バスケの練習場になっている第二体育館にも報道部のテレビカメラは入っていたが、抱かれたいランキングのツートップと羽柴が出場するバレーの練習場の第三体育館は物凄いことになっていた。
報道部員の他に新聞部員もいるし、ギャラリーの数も半端ない。鷹司や橘がアタックを決める度に割れるような歓声が上がるし、羽柴がトスを上げるだけでも歓声が上がっていた。
「つか、外すなっつってんのに……」
おまけに普段の体育の授業は眼鏡で受けている羽柴が、球技大会だからか眼鏡を外してコンタクトにしている。体育館に移動する前は眼鏡を掛けていたから、おそらくは練習に入る前にコンタクトを装着したんだろう。
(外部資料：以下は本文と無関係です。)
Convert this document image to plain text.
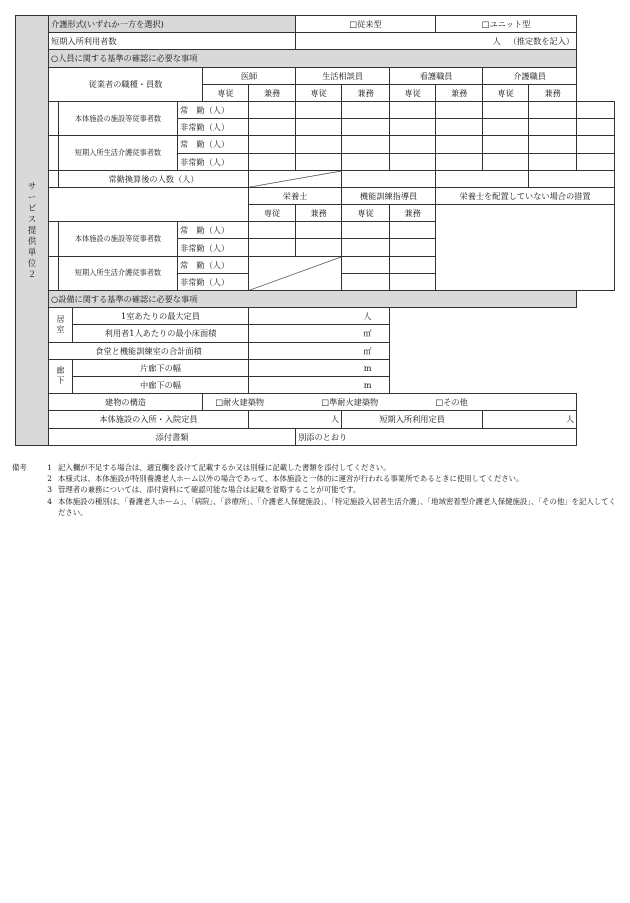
サービス提供単位２	介護形式(いずれか一方を選択)						□従来型			□ユニット型			
	短期入所利用者数						人 （推定数を記入）						
	○人員に関する基準の確認に必要な事項												
	従業者の職種・員数				医師		生活相談員		看護職員		介護職員		
					専従	兼務	専従	兼務	専従	兼務	専従	兼務	
		本体施設の施設等従事者数		常　勤（人）									
				非常勤（人）									
		短期入所生活介護従事者数		常　勤（人）									
				非常勤（人）									
		常勤換算後の人数（人）	

						栄養士		機能訓練指導員		栄養士を配置していない場合の措置			
						専従	兼務	専従	兼務				
		本体施設の施設等従事者数		常　勤（人）									
				非常勤（人）									
		短期入所生活介護従事者数		常　勤（人）	

				非常勤（人）									
	○設備に関する基準の確認に必要な事項												

	居室		1室あたりの最大定員			人							
			利用者1人あたりの最小床面積			㎡							
	食堂と機能訓練室の合計面積					㎡							

	廊下		片廊下の幅			m							
			中廊下の幅			m							
	建物の構造				□耐火建築物 □準耐火建築物 □その他								
	本体施設の入所・入院定員					人		短期入所利用定員			人		
	添付書類						別添のとおり						
備考	1 記入欄が不足する場合は、適宜欄を設けて記載するか又は別様に記載した書類を添付してください。
2 本様式は、本体施設が特別養護老人ホーム以外の場合であって、本体施設と一体的に運営が行われる事業所であるときに使用してください。
3 管理者の兼務については、添付資料にて確認可能な場合は記載を省略することが可能です。
4 本体施設の種別は、「養護老人ホーム」、「病院」、「診療所」、「介護老人保健施設」、「特定施設入居者生活介護」、「地域密着型介護老人保健施設」、「その他」を記入してください。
そのせいで、隠れ美形の羽柴の美形が隠れていない。それもあってか、いつもは鷹司と橘で二分(にぶん)される歓声が、羽柴と二人で三分(さんぶん)されたと言っても過言じゃないような状態になっていた。
「キャー、会長さまぁ!」
顔はともかく、まだ名前を覚えていない生徒も多いようで羽柴は役職名で呼ばれることが多かった。ほとばしる汗をもろともせず、バレーに打ち込む姿はスポ根ドラマ……じゃないな。まるで青春ドラマを見ているようだ。
「キャー!」
羽柴のフェイントでツーアタックが決まり、一際大きな歓声が上がった。普段の体育の時間は目立たない羽柴。
さほど体育が得意なようじゃないのに、どうやらバレーは例外のようで立派にセッターを勤めている。
「あれ、誰?」
その時、隣からそんな間抜けな声がした。
「あー、日向は初めてか? 羽柴が眼鏡外してるの見るの」
「うそっ、超カッコイイじゃん!」
「……羽柴イケメン」
「え、あれ羽柴なの!?」
次いで、一緒に見学に来た生徒会の面々からそんな声が上がる。
球技大会の練習だけでこの騒ぎか。
本番はどうなることかと思わず心配してしまう。
「羽柴もだけど、なんたって同じチームに鷹司と橘がいるからなあ」
そう独りごちた俺の声は、ギャラリーの歓声に掻き消されたのだった。